Book Review: Run, Brother, Run

Book Type: true crime meets family memoir

Stereotype Alert: Nada 

Cover Art: Hey Ma!  We're in a window!

Bed/Bride/Bludgeon: N/A

Character Score: 6 out of 10 Mr. Micawbers

What's the Story?: David Berg writes a memoir that is half family history, half detailed account of his older brother's murder.

X-Factor: A rose by any other name...




Stereotype Alert: Nope.  This is a very interesting tale of family and murder but there isn't really anything stereotypical about it.

Cover Art: It's a memoir, y'all.  I'm pretty sure they are obligated to use an old family photo on the cover.

Bed/Bride/Bludgeon: I've decided that I only want to do Bed/Bride/Bludgeon in the realm of fictional characters.  Since all the people in this story exist, I'm going to let them be.

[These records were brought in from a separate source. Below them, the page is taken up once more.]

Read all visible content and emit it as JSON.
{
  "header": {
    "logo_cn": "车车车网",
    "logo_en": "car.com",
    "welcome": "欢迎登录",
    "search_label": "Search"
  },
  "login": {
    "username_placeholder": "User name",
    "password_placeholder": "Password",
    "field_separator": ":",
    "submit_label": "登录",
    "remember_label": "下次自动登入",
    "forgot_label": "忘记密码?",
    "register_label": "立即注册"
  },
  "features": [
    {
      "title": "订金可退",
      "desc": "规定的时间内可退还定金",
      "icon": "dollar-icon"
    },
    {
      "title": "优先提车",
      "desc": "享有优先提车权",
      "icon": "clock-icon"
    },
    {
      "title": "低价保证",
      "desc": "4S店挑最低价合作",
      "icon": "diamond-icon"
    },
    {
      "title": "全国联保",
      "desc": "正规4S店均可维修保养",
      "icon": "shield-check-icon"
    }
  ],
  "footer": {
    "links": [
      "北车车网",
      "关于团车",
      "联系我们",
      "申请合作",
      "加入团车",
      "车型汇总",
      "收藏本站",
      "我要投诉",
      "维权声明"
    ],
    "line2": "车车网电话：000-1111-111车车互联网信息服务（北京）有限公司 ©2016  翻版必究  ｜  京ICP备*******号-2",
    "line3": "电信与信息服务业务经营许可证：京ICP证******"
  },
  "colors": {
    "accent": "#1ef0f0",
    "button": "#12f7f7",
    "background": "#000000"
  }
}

Character Score: David Berg may be a lawyer and not an official writer, but he has a wonderful voice.  The way he tells his family's story is quirky and funny despite the murder that you know is coming.

What's the Story?:  
Run, Brother, Run is a true tale of murder and how it affects a family.  The book is written by David Berg, whose older brother was murdered under mysterious circumstances by hit man Charles Harrelson (father of actor Woody Harrelson).  While a good portion of the book deals with the crime, police investigation and the aftermath of the court case surrounding Alan Berg’s murder, much of the story is about the Berg family.  It is a story about memory and how tragic events can alter the way you see the past and the future.


Berg begins with memories from his childhood using wit and honesty to portray life in a very stressful home.  Here is one example:

“That was 1946, the year our father met Dorothy Heinrich in a Kalamazoo diner.  She would one day become his wife, but for now, she was his waitress.  “Dot” was five ten, with the sultriness of Rita Hayworth.  Mom was four ten, with the temperament of Henry VIII- so there you have it.  It wasn’t the first time Mom had caught Dad cheating, but it was the last.  Our parents would scream at each other for what felt like hours.  Alan would cry in bed beside me, and then, to my astonishment, get up and go down the hall to intervene.  Mom would shriek, Get out of here, Mr. Buttinski, this is not your business!  Get back in that bed! “(4).

Berg talks a lot about growing up in the Berg household.  A big part of that time was David and Alan’s father wanting his sons to go to medical school.  Alan took quite a few detours before getting there (including leaving the Navy due to holding a floating crap game) but Alan finally made it into the medical program at the University of Texas.  After a fight with his father, Alan took off instead of registering for classes.  The hopes of having a physician in the Berg family had died yet another death.

David becomes a lawyer much to his father’s dismay.  When Alan disappears in May of 1968, David admits to being busy starting his new career.  But it is clear that certain things don’t add up.  Alan had been involved in gambling, but he was also very in love with his wife who was then pregnant with their third child.  The police refused to start an investigation, insisting that Alan must have just taken off.  But David and his father knew different.  They began hunting for leads which took them down a whirlwind of different paths, most of which involved paying a fee of some kind.  When Alan’s body was finally found six months later, questions surrounding Charles Harrelson and a business associate of Alan and David’s father swirled in earnest. 

There isn’t a happy ending to this tale.  There is not justice for the dead, and none for the surviving family.  David Berg tries his best to use his knowledge of law to lay out the facts surrounding his brother’s murder and subsequent trial.  It is a stark tale of true crime in America in the 1960s.

X-Factor: A rose by any other name...

Full disclosure: the only reason I picked up this book was because I'd heard that the brother was murdered by Woody Harrelson's dad.  Then I read the inside cover, and was like "Woody Harrelson's father was a notorious hit man???? I must read this!"  To be honest, I'd like to know more about Charles Harrelson and how he fell into the life that he lived.  But knowing that Harrelson was never convicted of murdering Alan Berg made him into even more of a low-life than I'd originally thought.  Again, the star power isn't the factor I thought it would be, but it was still an honest, even funny memoir.